Monday, Aug. 02, 1982

More than simply a medical story, herpes, the venereal disease for which there is no cure to date, is a subject of staggering dimensions. Its spread throughout the U.S. is a serious, wholly unanticipated consequence of the sexual revolution. The extent to which this so-called social disease has infected, in many more ways than are obvious, the life of a growing number of Americans became apparent when TIME'S bureaus were asked to make an initial assessment of the importance of the story.

Their responses were blunt. As Atlanta Bureau Reporter Joyce Leviton discovered, "Almost every sexually active young person I spoke with either has the disease or knows someone who has it." Los Angeles Bureau Reporter Cheryl Crooks found that "in talking with herpes sufferers, I realized how little accurate medical information they had about their own disease." Part of the herpes problem today is that discussion of the phenomenon sometimes seems almost as off-putting as the disease itself. A TIME reporter in the South had to fight the reluctance of conservative Western Union operators in Mississippi to transmit her reports. They said they found the material distasteful. Indeed, the transmission of the files was delayed until the arrival of a younger telex operator, to whom the reporting seemed neither repugnant nor shocking.
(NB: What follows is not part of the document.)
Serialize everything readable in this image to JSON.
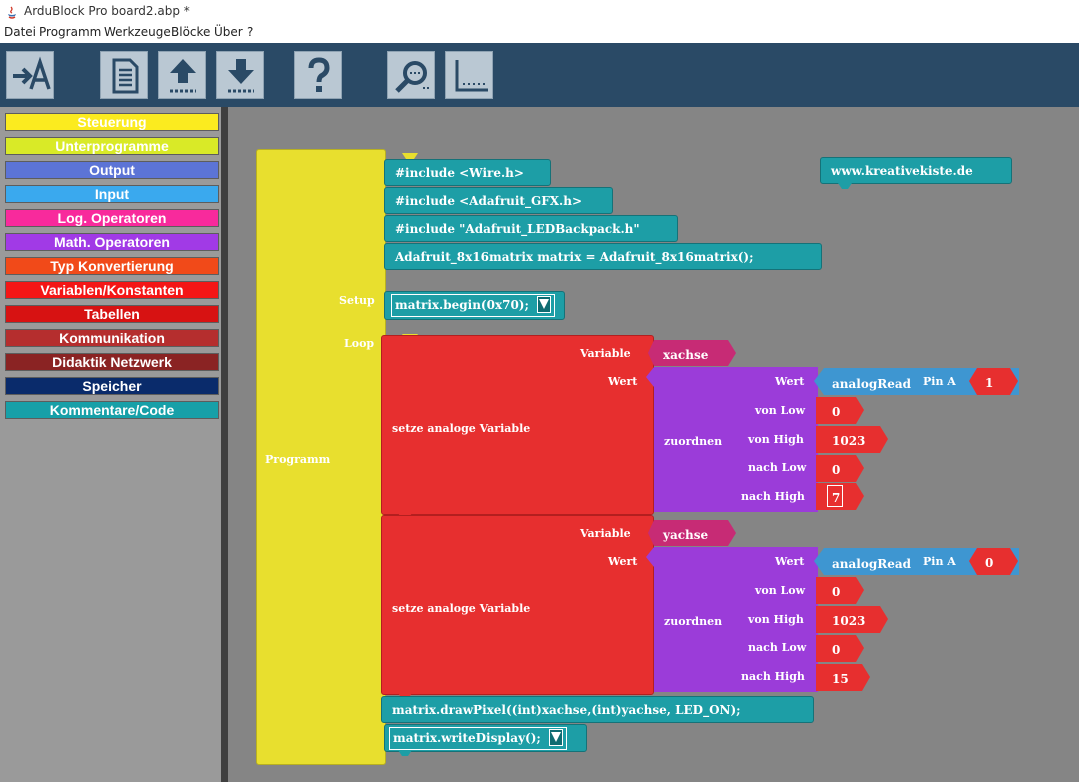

Art Director Rudy Hoglund noticed the reluctance of some professional models, worried about their image, to pose for TIME'S cover--normally not the kind of booking New York City models spurn. They feared that readers, after seeing them in the magazine, might deduce that they themselves suffered from the disease.

The cover story was written by Associate Editor John Leo, while Staff Writer Claudia Wallis summed up the medical aspects of herpes and possible cures. Both stories were edited by William F. Ewald and checked for factual accuracy by Reporter-Researcher Nancy Pierce Williamson. As Wallis concludes, "Herpes is insidious, but it doesn't have to be a tragedy." The potential tragedy would be a continuing and pervasive public ignorance of what herpes is and how its estimated 20 million sufferers in the U.S. should react to it.